A native Texan, Staph was first inspired to pursue a career in cooking while working with Chef John Tesar at The Commissary in Dallas. When the restaurant closed, Staph waited tables at Chef Graham Dodds’ Central 214 but knew the kitchen was where he was most at home and requested a job in the back of the house six months later. Staph spent five years with Chef Dodds at a variety of restaurants, focusing on whole animal cooking and charcuterie at Hibiscus and vegetable-based cooking at Wayward Sons. He executed Dodds’ strict philosophy of minimizing waste, supporting local farms, and maintaining sustainability, which continues in his cooking today.

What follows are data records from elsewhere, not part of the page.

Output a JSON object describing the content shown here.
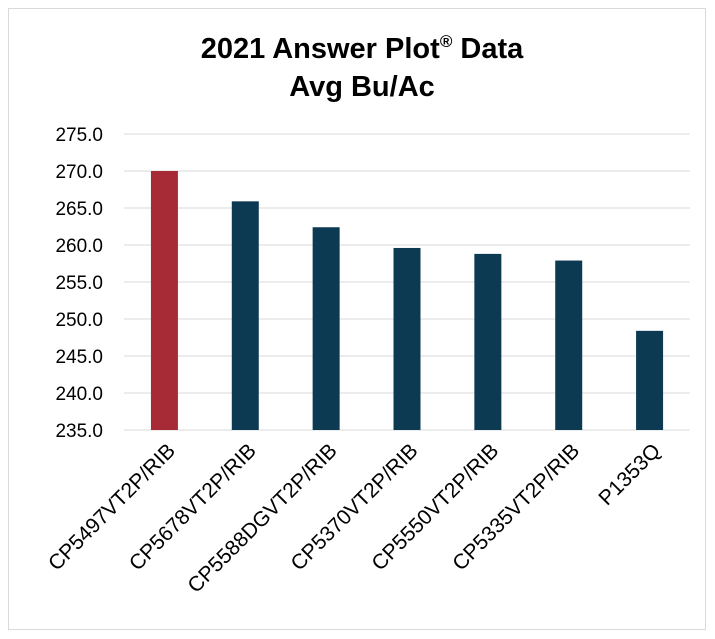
{
  "chart_data": {
    "type": "bar",
    "title": "2021 Answer Plot",
    "title_mark": "®",
    "title_suffix": " Data",
    "subtitle": "Avg Bu/Ac",
    "xlabel": "",
    "ylabel": "",
    "categories": [
      "CP5497VT2P/RIB",
      "CP5678VT2P/RIB",
      "CP5588DGVT2P/RIB",
      "CP5370VT2P/RIB",
      "CP5550VT2P/RIB",
      "CP5335VT2P/RIB",
      "P1353Q"
    ],
    "values": [
      270.0,
      265.9,
      262.4,
      259.6,
      258.8,
      257.9,
      248.4
    ],
    "ylim": [
      235.0,
      275.0
    ],
    "yticks": [
      235.0,
      240.0,
      245.0,
      250.0,
      255.0,
      260.0,
      265.0,
      270.0,
      275.0
    ],
    "ytick_labels": [
      "235.0",
      "240.0",
      "245.0",
      "250.0",
      "255.0",
      "260.0",
      "265.0",
      "270.0",
      "275.0"
    ],
    "grid": true,
    "legend": "none",
    "colors": {
      "highlight": "#a72b36",
      "default": "#0d3a53",
      "grid": "#d9d9d9"
    },
    "highlight_index": 0
  }
}
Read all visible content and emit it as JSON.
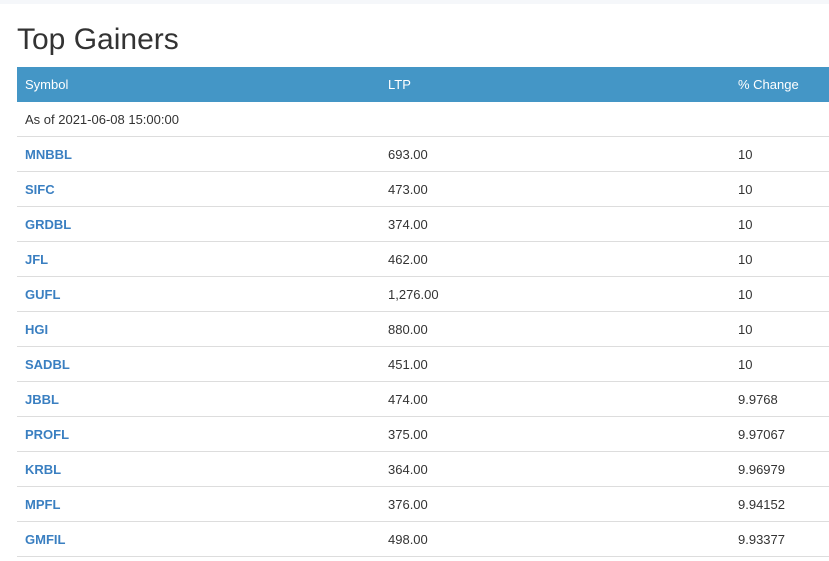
{
  "title": "Top Gainers",
  "colors": {
    "header_bg": "#4496c6",
    "link": "#3a7fc1"
  },
  "columns": [
    "Symbol",
    "LTP",
    "% Change"
  ],
  "as_of": "As of 2021-06-08 15:00:00",
  "rows": [
    {
      "symbol": "MNBBL",
      "ltp": "693.00",
      "change": "10"
    },
    {
      "symbol": "SIFC",
      "ltp": "473.00",
      "change": "10"
    },
    {
      "symbol": "GRDBL",
      "ltp": "374.00",
      "change": "10"
    },
    {
      "symbol": "JFL",
      "ltp": "462.00",
      "change": "10"
    },
    {
      "symbol": "GUFL",
      "ltp": "1,276.00",
      "change": "10"
    },
    {
      "symbol": "HGI",
      "ltp": "880.00",
      "change": "10"
    },
    {
      "symbol": "SADBL",
      "ltp": "451.00",
      "change": "10"
    },
    {
      "symbol": "JBBL",
      "ltp": "474.00",
      "change": "9.9768"
    },
    {
      "symbol": "PROFL",
      "ltp": "375.00",
      "change": "9.97067"
    },
    {
      "symbol": "KRBL",
      "ltp": "364.00",
      "change": "9.96979"
    },
    {
      "symbol": "MPFL",
      "ltp": "376.00",
      "change": "9.94152"
    },
    {
      "symbol": "GMFIL",
      "ltp": "498.00",
      "change": "9.93377"
    }
  ]
}
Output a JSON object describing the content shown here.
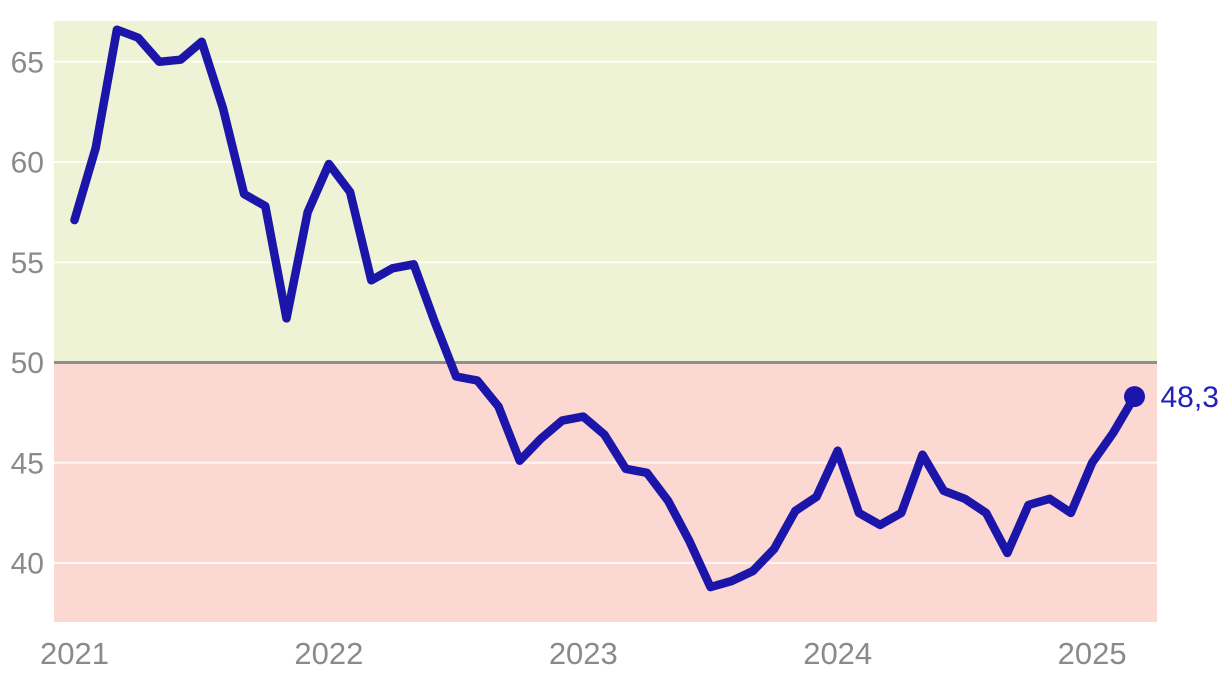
{
  "chart_data": {
    "type": "line",
    "title": "",
    "frequency": "monthly",
    "start": "2021-01",
    "end": "2025-03",
    "values": [
      57.1,
      60.7,
      66.6,
      66.2,
      65.0,
      65.1,
      66.0,
      62.7,
      58.4,
      57.8,
      52.2,
      57.5,
      59.9,
      58.5,
      54.1,
      54.7,
      54.9,
      52.0,
      49.3,
      49.1,
      47.8,
      45.1,
      46.2,
      47.1,
      47.3,
      46.4,
      44.7,
      44.5,
      43.1,
      41.1,
      38.8,
      39.1,
      39.6,
      40.7,
      42.6,
      43.3,
      45.6,
      42.5,
      41.9,
      42.5,
      45.4,
      43.6,
      43.2,
      42.5,
      40.5,
      42.9,
      43.2,
      42.5,
      45.0,
      46.5,
      48.3
    ],
    "x_tick_labels": [
      "2021",
      "2022",
      "2023",
      "2024",
      "2025"
    ],
    "y_tick_labels": [
      "40",
      "45",
      "50",
      "55",
      "60",
      "65"
    ],
    "ylim": [
      37,
      67
    ],
    "grid": "horizontal",
    "legend": "none",
    "threshold": 50,
    "end_point_label": "48,3",
    "colors": {
      "line": "#1c15aa",
      "marker": "#1c15aa",
      "end_label_text": "#2020bb",
      "zone_above_threshold": "#edf3d4",
      "zone_below_threshold": "#fbd8d2",
      "threshold_line": "#8e8e8e",
      "gridline": "#ffffff",
      "axis_text": "#8a8a8a",
      "background": "#ffffff"
    }
  }
}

In 2016, when Staph made the move from Dallas to Houston, he sought out a restaurant that supports and encourages a similar belief system and subsequently became part of the opening crew of Chris Shepherd’s One Fifth, a five-year restaurant project that changes its concept each year. Prior to the opening of One Fifth’s second concept, Romance Languages, Staph was promoted to chef de cuisine. One Fifth’s third concept, One Fifth Mediterranean, was named the Best New Restaurant in Texas by Texas Monthly in 2019 and is one of Staph’s proudest career achievements thus far.
“One Fifth has been my home for the past five years and it’s what really made me feel welcome here in Houston. I am truly thankful to Chris and to my experience at One Fifth for opening my eyes to what an extraordinary city Houston is,” says Staph. “We’ve done some really amazing things at One Fifth and now it’s my time, in a way, to follow Chris’ lead at Brennan’s and make it better than it’s ever been. I tell Chris every day, ‘I’m going to be better than you, just wait.’ He loves that.”
Besides working alongside legendary veteran sous chef Jose Arevalo, who has worked closely with many of the top chefs of Brennan’s past, what excites Staph most about working at Brennan’s of Houston is learning and researching the food and history. “I want to learn everything, literally everything, because Brennan’s is an empire. What Miss Ella did and what the family is continuing, that is hospitality to a ‘T’. That is what I strive for. It’s making that authentic, memorable experience that makes people want to come back the next day,” says Staph.
Changing restaurant concepts each year for the past five years has taught Staph how to research and understand any cuisine throughout time. “At Brennan’s that is going to be my first step and something I’ve already been doing – diving deep into the history, understanding it, finding the origins, realizing the evolution of it,” says Staph. “Now is my time to continue that evolution. We’ve gone through some insane times in the past year, and now it’s like we’re on the cusp of normalcy and Saturday nights feel like Saturday nights again. I’m ready to blow it up and make that place shine brighter than it ever has. That’s my goal.”